What could I have done differently over the past years?
For starters, had I known two years ago what I know now, I would have gladly worn a headdress to school. Show me to any closet, and I would've happily come out of it. "Diversity!" I offer about as much diversity as a saltine cracker. If it were up to me, I would've been any of the diversities: Navajo, Pacific Islander, anything. Sen. Elizabeth Warren, I salute you and your 1/32 Cherokee heritage.
I also probably should have started a fake charity. Providing veterinary services for homeless people's pets. Collecting donations for the underprivileged chimpanzees of the Congo. Raising awareness for Chapped-Lips-in-the-Winter Syndrome. Fun-runs, dance-a-thons, bake sales--as long as you're using someone else's misfortunes to try to propel yourself into the Ivy League, you're golden.
Having a tiger mom helps, too. As the youngest of four daughters, I noticed long ago that my parents gave up on parenting me. It has been great in certain ways: Instead of "Be home by 11," it's "Don't wake us up when you come through the door, we're trying to sleep." But my parents also left me with a dearth of hobbies that make admissions committees salivate. I've never sat down at a piano, never plucked a violin. Karate lasted about a week and the swim team didn't last past the first lap. Why couldn't Amy Chua have adopted me as one of her cubs?
Then there was summer camp. I should've done what I knew was best--go to Africa, scoop up some suffering child, take a few pictures, and write my essays about how spending that afternoon with Kinto changed my life.
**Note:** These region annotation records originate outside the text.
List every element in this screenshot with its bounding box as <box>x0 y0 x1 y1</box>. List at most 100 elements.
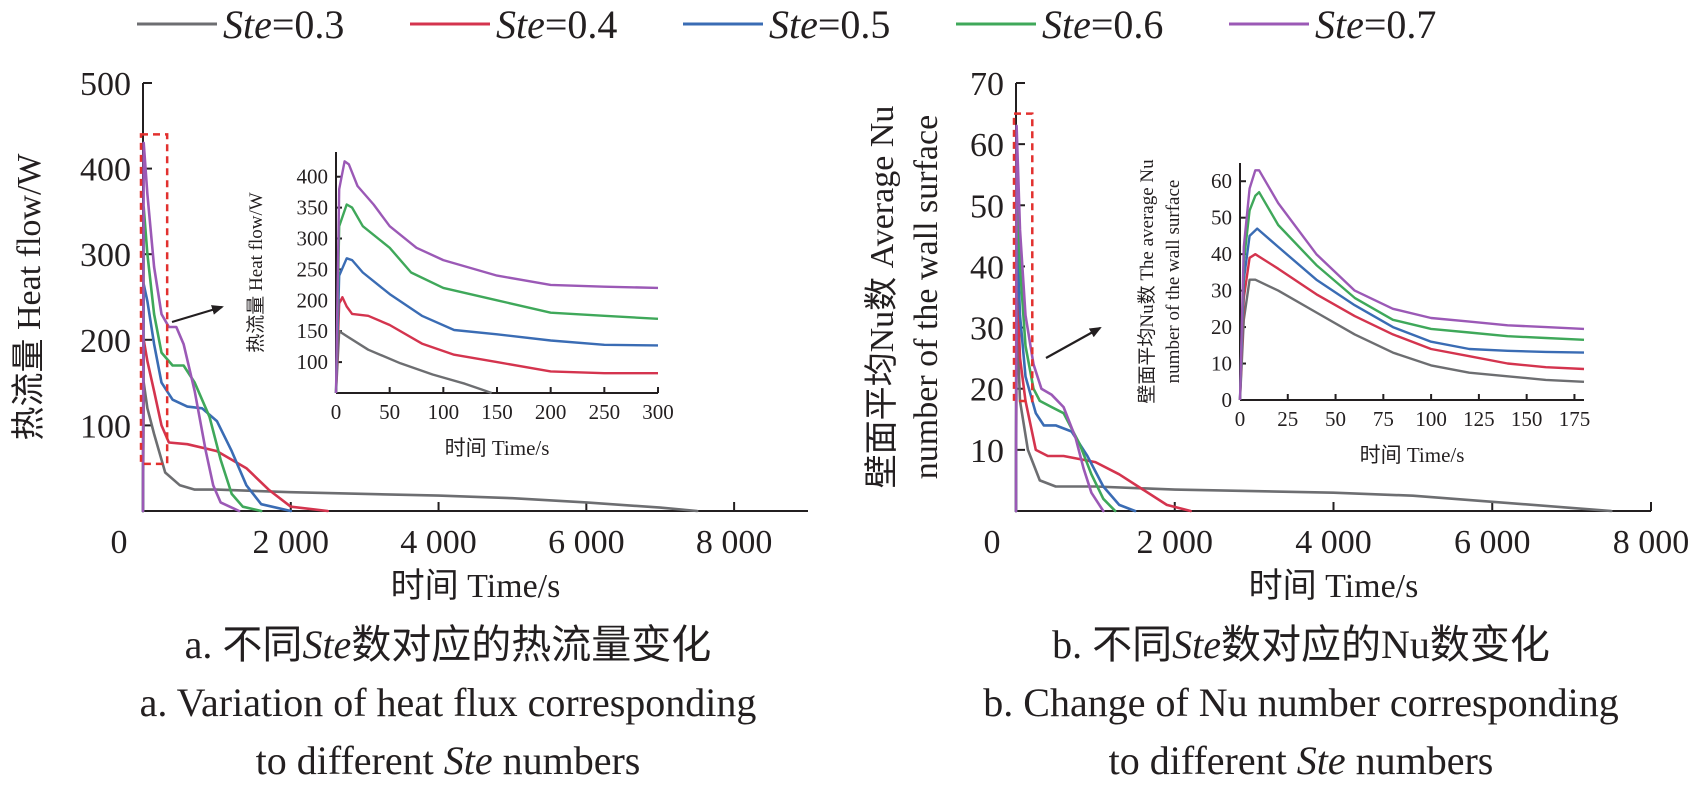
legend-ste: Ste <box>769 2 818 47</box>
y-tick-label: 60 <box>970 127 1004 164</box>
y-axis-label-line1: 壁面平均Nu数 Average Nu <box>863 106 901 489</box>
legend-ste: Ste <box>1315 2 1364 47</box>
legend: Ste=0.3 Ste=0.4 Ste=0.5 Ste=0.6 Ste=0.7 <box>137 2 1436 47</box>
panel-b-inset: 0 25 50 75 100 125 150 175 0 10 20 30 40 50 60 时间 Time/… <box>1136 159 1590 467</box>
y-tick-label: 200 <box>80 323 131 360</box>
legend-label-4: Ste=0.7 <box>1315 2 1436 47</box>
caption-a-en-line1: a. Variation of heat flux corresponding <box>140 680 757 725</box>
y-tick-label: 10 <box>1211 352 1232 376</box>
x-tick-label: 0 <box>1235 407 1246 431</box>
x-tick-label: 75 <box>1373 407 1394 431</box>
series-line-Ste07 <box>1238 169 1585 401</box>
x-tick-label: 175 <box>1559 407 1591 431</box>
x-tick-label: 50 <box>379 400 400 424</box>
y-tick-label: 500 <box>80 66 131 103</box>
x-tick-label: 100 <box>1415 407 1447 431</box>
caption-a-cn-1: a. 不同 <box>185 622 303 667</box>
series-line-Ste06 <box>1238 191 1585 401</box>
x-tick-label: 125 <box>1463 407 1495 431</box>
x-tick-label: 150 <box>481 400 513 424</box>
legend-value: =0.6 <box>1091 2 1164 47</box>
series-line-Ste05 <box>141 282 293 513</box>
y-tick-label: 70 <box>970 66 1004 103</box>
zoom-highlight-box <box>1012 112 1034 403</box>
x-tick-label: 4 000 <box>400 524 477 561</box>
x-tick-label: 0 <box>111 524 128 561</box>
legend-ste: Ste <box>496 2 545 47</box>
legend-ste: Ste <box>223 2 272 47</box>
legend-value: =0.3 <box>272 2 345 47</box>
x-axis-label: 时间 Time/s <box>391 568 561 605</box>
caption-b-en-line2: to different Ste numbers <box>1109 738 1494 783</box>
caption-a-cn-ste: Ste <box>302 622 351 667</box>
series-line-Ste07 <box>1014 124 1105 513</box>
y-tick-label: 0 <box>1222 388 1233 412</box>
series-line-Ste06 <box>141 205 263 513</box>
y-tick-label: 30 <box>1211 279 1232 303</box>
x-axis-label: 时间 Time/s <box>1249 568 1419 605</box>
x-tick-label: 50 <box>1325 407 1346 431</box>
caption-a-cn-2: 数对应的热流量变化 <box>351 622 711 667</box>
legend-label-0: Ste=0.3 <box>223 2 344 47</box>
y-tick-label: 100 <box>80 408 131 445</box>
x-tick-label: 250 <box>589 400 621 424</box>
y-axis-label-line2: number of the wall surface <box>908 115 945 479</box>
zoom-arrow-a <box>171 305 224 324</box>
series-line-Ste03 <box>141 381 699 513</box>
series-line-Ste04 <box>1014 265 1192 513</box>
series-line-Ste06 <box>334 203 659 394</box>
y-tick-label: 60 <box>1211 169 1232 193</box>
x-axis-label: 时间 Time/s <box>1360 443 1465 467</box>
x-tick-label: 6 000 <box>548 524 625 561</box>
x-tick-label: 200 <box>535 400 567 424</box>
legend-label-3: Ste=0.6 <box>1042 2 1163 47</box>
y-tick-label: 250 <box>297 257 329 281</box>
caption-b-cn-ste: Ste <box>1172 622 1221 667</box>
x-tick-label: 100 <box>428 400 460 424</box>
y-tick-label: 10 <box>970 433 1004 470</box>
legend-value: =0.4 <box>545 2 618 47</box>
legend-ste: Ste <box>1042 2 1091 47</box>
caption-a-en-line2: to different Ste numbers <box>256 738 641 783</box>
y-tick-label: 200 <box>297 288 329 312</box>
x-tick-label: 2 000 <box>1137 524 1214 561</box>
caption-a-en2-1: to different <box>256 738 444 783</box>
y-tick-label: 50 <box>970 188 1004 225</box>
caption-b-en2-2: numbers <box>1346 738 1494 783</box>
legend-label-2: Ste=0.5 <box>769 2 890 47</box>
zoom-arrow-b <box>1045 327 1102 359</box>
y-tick-label: 400 <box>297 165 329 189</box>
y-tick-label: 20 <box>1211 315 1232 339</box>
y-tick-label: 150 <box>297 319 329 343</box>
y-axis-label-line2: number of the wall surface <box>1163 180 1184 384</box>
legend-value: =0.5 <box>818 2 891 47</box>
zoom-highlight-box <box>139 133 169 466</box>
x-tick-label: 0 <box>331 400 342 424</box>
caption-b-en2-ste: Ste <box>1297 738 1346 783</box>
x-tick-label: 150 <box>1511 407 1543 431</box>
caption-a-cn: a. 不同Ste数对应的热流量变化 <box>185 622 712 667</box>
series-line-Ste04 <box>334 296 658 394</box>
y-tick-label: 400 <box>80 152 131 189</box>
x-tick-label: 2 000 <box>253 524 330 561</box>
caption-b-cn-1: b. 不同 <box>1052 622 1172 667</box>
x-axis-label: 时间 Time/s <box>445 436 550 460</box>
x-tick-label: 0 <box>984 524 1001 561</box>
y-tick-label: 50 <box>1211 206 1232 230</box>
series-line-Ste04 <box>141 338 329 513</box>
x-tick-label: 300 <box>642 400 674 424</box>
y-tick-label: 300 <box>297 227 329 251</box>
series-line-Ste03 <box>334 330 492 395</box>
y-axis-label: 热流量 Heat flow/W <box>245 192 267 352</box>
x-tick-label: 8 000 <box>696 524 773 561</box>
series-line-Ste06 <box>1014 161 1117 513</box>
caption-a-en2-ste: Ste <box>444 738 493 783</box>
series-line-Ste03 <box>1238 278 1585 401</box>
series-line-Ste05 <box>1014 222 1137 513</box>
x-tick-label: 25 <box>1277 407 1298 431</box>
panel-b-nusselt: 0 2 000 4 000 6 000 8 000 10 20 30 40 50 60 70 时间 Ti… <box>863 66 1689 605</box>
y-axis-label-line1: 壁面平均Nu数 The average Nu <box>1136 159 1158 404</box>
legend-value: =0.7 <box>1364 2 1437 47</box>
y-tick-label: 40 <box>1211 242 1232 266</box>
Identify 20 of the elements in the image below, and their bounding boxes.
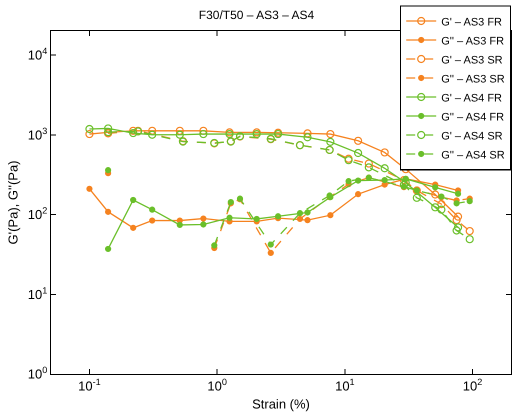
x-tick-label: 10$^{2}$ bbox=[462, 377, 482, 394]
y-axis-title: G'(Pa), G''(Pa) bbox=[6, 160, 21, 245]
legend-label: G'' – AS3 FR bbox=[441, 35, 504, 48]
chart-title: F30/T50 – AS3 – AS4 bbox=[198, 8, 315, 22]
legend-label: G'' – AS4 SR bbox=[441, 149, 505, 162]
y-tick-label: 10$^{3}$ bbox=[28, 126, 48, 142]
y-tick-label: 10$^{1}$ bbox=[28, 285, 48, 302]
x-tick-label: 10$^{1}$ bbox=[335, 377, 355, 394]
legend-label: G' – AS3 SR bbox=[441, 54, 503, 66]
legend-label: G' – AS4 SR bbox=[441, 130, 503, 142]
x-axis-title: Strain (%) bbox=[252, 396, 310, 412]
y-tick-label: 10$^{4}$ bbox=[28, 46, 48, 63]
y-tick-label: 10$^{0}$ bbox=[28, 365, 48, 382]
legend-label: G'' – AS3 SR bbox=[441, 73, 505, 86]
legend-label: G' – AS3 FR bbox=[441, 16, 502, 28]
legend-label: G' – AS4 FR bbox=[441, 92, 502, 104]
x-tick-label: 10$^{0}$ bbox=[207, 377, 227, 394]
x-tick-label: 10$^{-1}$ bbox=[78, 377, 101, 394]
legend-label: G'' – AS4 FR bbox=[441, 111, 504, 124]
y-tick-label: 10$^{2}$ bbox=[28, 206, 48, 222]
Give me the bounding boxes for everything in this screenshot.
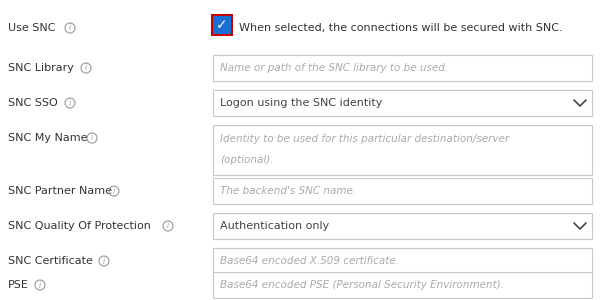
Text: i: i <box>69 98 71 107</box>
FancyBboxPatch shape <box>211 14 233 36</box>
FancyBboxPatch shape <box>213 178 592 204</box>
FancyBboxPatch shape <box>213 90 592 116</box>
Text: PSE: PSE <box>8 280 29 290</box>
Text: i: i <box>113 187 115 196</box>
Text: SNC Certificate: SNC Certificate <box>8 256 93 266</box>
Text: SNC My Name: SNC My Name <box>8 133 88 143</box>
FancyBboxPatch shape <box>213 55 592 81</box>
Text: i: i <box>167 221 169 230</box>
Text: ✓: ✓ <box>216 18 228 32</box>
Text: Base64 encoded PSE (Personal Security Environment).: Base64 encoded PSE (Personal Security En… <box>220 280 504 290</box>
FancyBboxPatch shape <box>213 16 231 34</box>
Text: The backend's SNC name.: The backend's SNC name. <box>220 186 356 196</box>
FancyBboxPatch shape <box>213 125 592 175</box>
Text: Authentication only: Authentication only <box>220 221 329 231</box>
Text: i: i <box>91 134 93 142</box>
Text: Use SNC: Use SNC <box>8 23 56 33</box>
Text: i: i <box>103 256 105 266</box>
Text: Logon using the SNC identity: Logon using the SNC identity <box>220 98 382 108</box>
Text: (optional).: (optional). <box>220 155 274 165</box>
Text: SNC SSO: SNC SSO <box>8 98 58 108</box>
FancyBboxPatch shape <box>213 272 592 298</box>
Text: Identity to be used for this particular destination/server: Identity to be used for this particular … <box>220 134 509 144</box>
FancyBboxPatch shape <box>213 213 592 239</box>
Text: i: i <box>69 23 71 32</box>
FancyBboxPatch shape <box>213 248 592 274</box>
Text: SNC Library: SNC Library <box>8 63 74 73</box>
Text: SNC Partner Name: SNC Partner Name <box>8 186 112 196</box>
Text: Base64 encoded X.509 certificate.: Base64 encoded X.509 certificate. <box>220 256 399 266</box>
Text: i: i <box>39 280 41 290</box>
Text: When selected, the connections will be secured with SNC.: When selected, the connections will be s… <box>239 23 563 33</box>
Text: i: i <box>85 64 87 73</box>
Text: Name or path of the SNC library to be used.: Name or path of the SNC library to be us… <box>220 63 448 73</box>
Text: SNC Quality Of Protection: SNC Quality Of Protection <box>8 221 151 231</box>
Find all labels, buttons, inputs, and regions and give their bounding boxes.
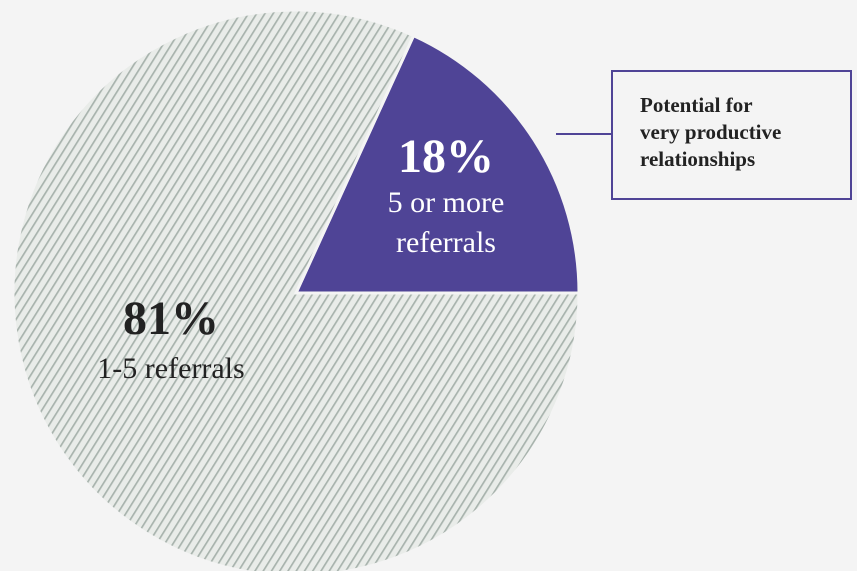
- slice-description-label: referrals: [396, 226, 496, 259]
- slice-description-label: 5 or more: [388, 186, 505, 219]
- callout-text: Potential for very productive relationsh…: [640, 92, 850, 173]
- slice-percent-label: 18%: [398, 130, 494, 183]
- callout-connector-line: [556, 133, 611, 135]
- slice-description-label: 1-5 referrals: [97, 352, 244, 385]
- callout-box: Potential for very productive relationsh…: [611, 70, 852, 200]
- slice-percent-label: 81%: [123, 292, 219, 345]
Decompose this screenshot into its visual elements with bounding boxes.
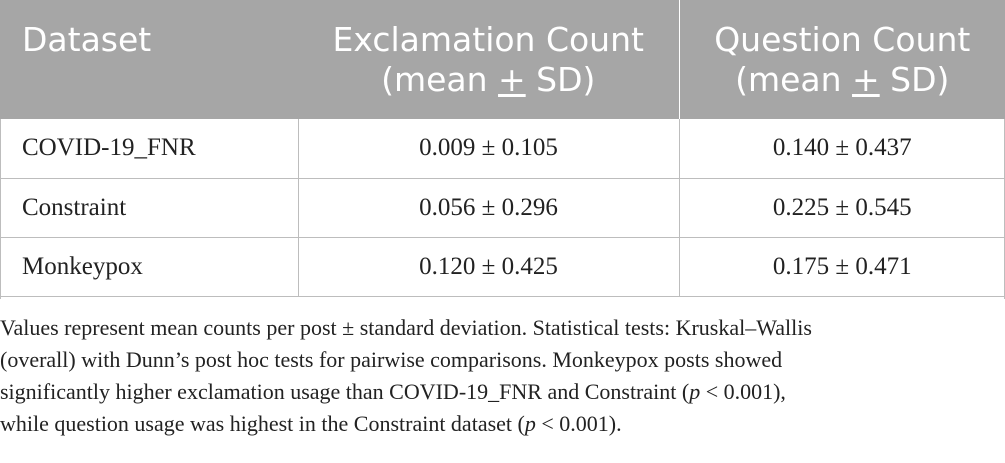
p-value-symbol: p [524,411,536,436]
exclamation-cell: 0.056 ± 0.296 [298,178,680,237]
dataset-cell: COVID-19_FNR [0,119,299,178]
footnote-text: while question usage was highest in the … [0,411,525,436]
question-cell: 0.175 ± 0.471 [772,252,912,280]
header-question-line1: Question Count [714,19,971,59]
header-exclamation-plus-minus: + [498,59,526,99]
header-question-line2: (mean + SD) [680,60,1005,100]
header-exclamation-line1: Exclamation Count [332,19,644,59]
header-question-count: Question Count (mean + SD) [679,0,1005,119]
footnote-line: (overall) with Dunn’s post hoc tests for… [0,347,783,372]
dataset-cell: Monkeypox [0,237,299,296]
header-dataset: Dataset [0,0,298,119]
header-question-line2-post: SD) [879,59,950,99]
dataset-cell: Constraint [0,178,299,237]
question-cell: 0.140 ± 0.437 [772,134,912,162]
question-cell: 0.225 ± 0.545 [772,193,912,221]
results-table-container: Dataset Exclamation Count (mean + SD) Qu… [0,0,1005,299]
exclamation-cell: 0.009 ± 0.105 [298,119,680,178]
header-question-line2-pre: (mean [735,59,853,99]
footnote-line: significantly higher exclamation usage t… [0,376,1000,408]
footnote-text: significantly higher exclamation usage t… [0,379,690,404]
footnote-line: Values represent mean counts per post ± … [0,315,812,340]
table-row: Constraint 0.056 ± 0.296 0.225 ± 0.545 [0,178,1005,237]
table-header-row: Dataset Exclamation Count (mean + SD) Qu… [0,0,1005,119]
header-exclamation-line2-post: SD) [525,59,596,99]
header-exclamation-line2-pre: (mean [381,59,499,99]
p-value-symbol: p [689,379,701,404]
footnote-line: while question usage was highest in the … [0,408,1000,440]
footnote-text: < 0.001), [700,379,786,404]
table-footnote: Values represent mean counts per post ± … [0,312,1000,440]
table-left-border [0,119,1,299]
exclamation-cell: 0.120 ± 0.425 [298,237,680,296]
results-table: Dataset Exclamation Count (mean + SD) Qu… [0,0,1005,296]
table-row: COVID-19_FNR 0.009 ± 0.105 0.140 ± 0.437 [0,119,1005,178]
header-exclamation-count: Exclamation Count (mean + SD) [298,0,680,119]
table-row: Monkeypox 0.120 ± 0.425 0.175 ± 0.471 [0,237,1005,296]
header-question-plus-minus: + [852,59,880,99]
footnote-text: < 0.001). [535,411,622,436]
header-exclamation-line2: (mean + SD) [298,60,679,100]
header-dataset-label: Dataset [22,20,152,59]
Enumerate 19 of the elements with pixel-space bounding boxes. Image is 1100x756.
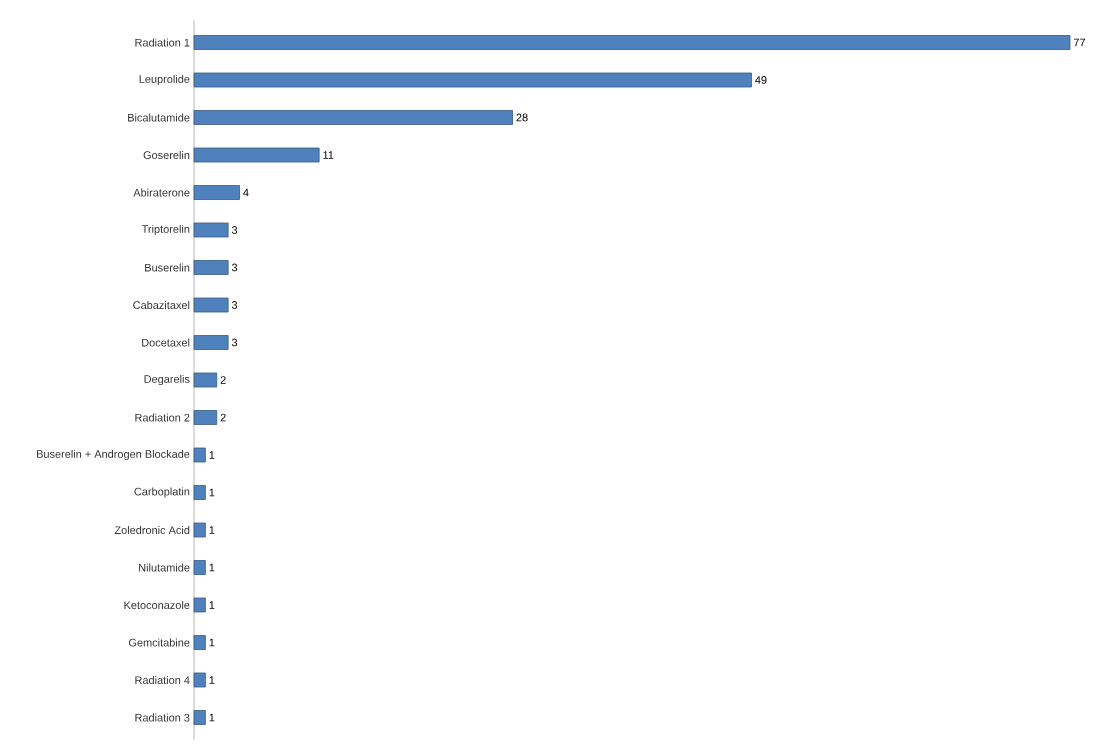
bar <box>193 710 206 725</box>
bar <box>193 260 229 275</box>
bar <box>193 522 206 538</box>
bar <box>193 672 206 688</box>
bar <box>193 560 206 575</box>
bar <box>193 485 206 500</box>
bar <box>193 635 206 650</box>
bar <box>193 185 240 200</box>
bar <box>193 222 229 238</box>
bar <box>193 35 1071 50</box>
bar <box>193 372 218 388</box>
bar <box>193 410 218 425</box>
bar <box>193 597 206 613</box>
bar <box>193 447 206 463</box>
bar <box>193 147 320 163</box>
bar <box>193 110 513 125</box>
bar <box>193 72 752 88</box>
bar <box>193 335 229 350</box>
bar <box>193 297 229 313</box>
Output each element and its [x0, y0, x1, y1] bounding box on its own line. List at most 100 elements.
Because everyone knows that if you don't have anything difficult going on in your own life, you should just hop on a plane so you're able to talk about what other people have to deal with.
Or at least hop to an internship. Get a precocious-sounding title to put on your resume. "Assistant Director of Mail Services." "Chairwoman of Coffee Logistics." I could have been a gopher in the office of someone I was related to. Work experience!
To those kids who by age 14 got their doctorate, cured a disease, or discovered a guilt-free brownie recipe: My parents make me watch your "60 Minutes" segments, and they've clipped your newspaper articles for me to read before bed. You make us mere mortals look bad. (Also, I am desperately jealous and willing to pay a lot to learn your secrets.)
To those claiming that I am bitter--you bet I am! An underachieving selfish teenager making excuses for her own failures? That too! To those of you disgusted by this, shocked that I take for granted the wonderful gifts I have been afforded, I say shhhh--"The Real Housewives" is on.
Ms. Weiss is a senior at Taylor Allderdice High School in Pittsburgh.